As a senior, Parker carried the ball only 43 times for 181 yards. It killed his draft prospects, except for the fact that Rooney lived near Parker's hometown of Clinton, North Carolina, and was intrigued by Parker, his 40 time and the state championship football program he watched when he had a free Friday night.
"I can't remember specifically seeing him play," Rooney once said, "but I used to go see the Dark Horses play and all those backs used to run up and down the field."
So during draft season 2004, Rooney kept a close eye on his newest favorite Dark Horse, and when Parker wasn't drafted Rooney called first and brought him on board. Bill Cowher was surprised at what he saw from Parker at that first camp.
"You get guys like that and the first question is, okay, what's the hole? Why didn't this guy play? There has to be a reason," Cowher said. "Here I am three years later asking the same question."
The one hole in Parker's game, according to the sports-talk set, is that he's not Jerome Bettis and he does not move the ball three and four yards at a time, nor does he move the team 10 yards at a time. Parker is not a ball-control back, but instead a home-run hitter.

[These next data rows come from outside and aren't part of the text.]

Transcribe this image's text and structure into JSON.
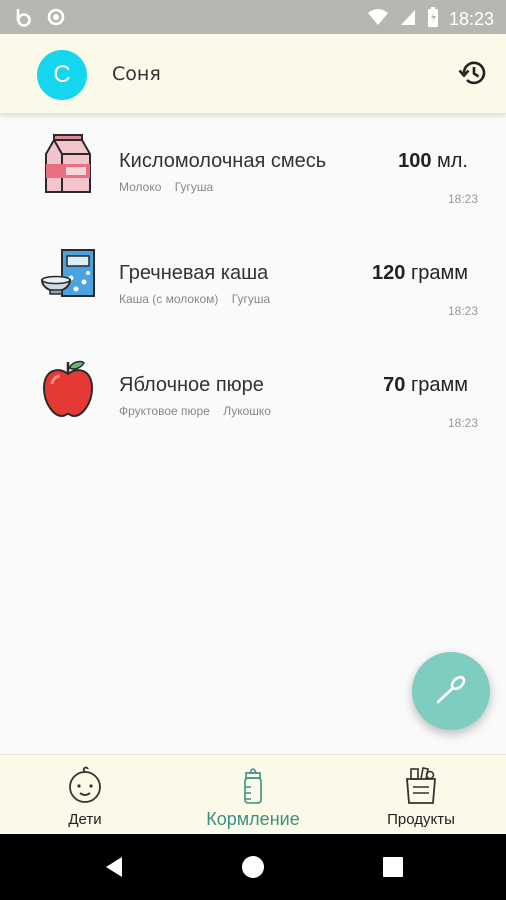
{
  "status": {
    "time": "18:23"
  },
  "header": {
    "avatar_letter": "С",
    "child_name": "Соня"
  },
  "feedings": [
    {
      "name": "Кисломолочная смесь",
      "category": "Молоко",
      "brand": "Гугуша",
      "amount_value": "100",
      "amount_unit": "мл.",
      "time": "18:23",
      "icon": "milk-carton-icon"
    },
    {
      "name": "Гречневая каша",
      "category": "Каша (с молоком)",
      "brand": "Гугуша",
      "amount_value": "120",
      "amount_unit": "грамм",
      "time": "18:23",
      "icon": "cereal-box-icon"
    },
    {
      "name": "Яблочное пюре",
      "category": "Фруктовое пюре",
      "brand": "Лукошко",
      "amount_value": "70",
      "amount_unit": "грамм",
      "time": "18:23",
      "icon": "apple-icon"
    }
  ],
  "bottom_nav": {
    "kids_label": "Дети",
    "feeding_label": "Кормление",
    "products_label": "Продукты"
  },
  "colors": {
    "accent": "#7ecdc0",
    "active_nav": "#3c8f86",
    "avatar": "#16d5ef",
    "bar_bg": "#fbf9e7"
  }
}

It's worked well enough for Parker to pile up a 1,360-yard season with one game to play, yet it's not enough for some people.
"I almost am surprised at the people who continue to question Willie Parker," Cowher said. "What he's accomplished and what he's done for really two consecutive years speaks volumes about him, and I think the vote that took place today, that was clearly unanimous, speaks to how his teammates feel about him.
"I think he's a guy who's got an unbelievable future. He'll continue to get better and will get better. He's a very grounded young man. I can't say enough about him. He's a special back and a special person."
Cowher was asked for specifics on Parker's future.
"He'll get better holding onto the football, catching the football," Cowher said. "The good thing about him coming out of North Carolina is the fact he hasn't been hit a lot. I think he's got a very young body. And you don't see a lot of big hits on him. He does a nice job of, number one, running away from people, and he knows how to stay low to the ground. You don't see a lot of big hits. He's got a good feel for where defenders are."
Parker is also getting a good feel for accepting awards. He once again spoke to a group of reporters Thursday after practice.
"For those guys to say I'm the Most Valuable Player on the team, that's just phenomenal," he said. "I come to work every day and lift weights with these guys and joke with them, but they look at me the way I look at them. I look at them as the greatest players in this league. If I had to vote, I'd vote for this whole team for Most Valuable Player but I could only vote for one person. No, I didn't vote for myself. I voted for somebody who I thought led this team very well."
In an indirect way, that "somebody" could've been his father, who saved what's becoming a brilliant career.
"Yeah, I came close to quitting," Parker said. "I'm glad I didn't. I'm glad I was surrounded by a great cast of people like my parents, who just made me do the things I didn't want to do. I thought there was no light behind the tunnel."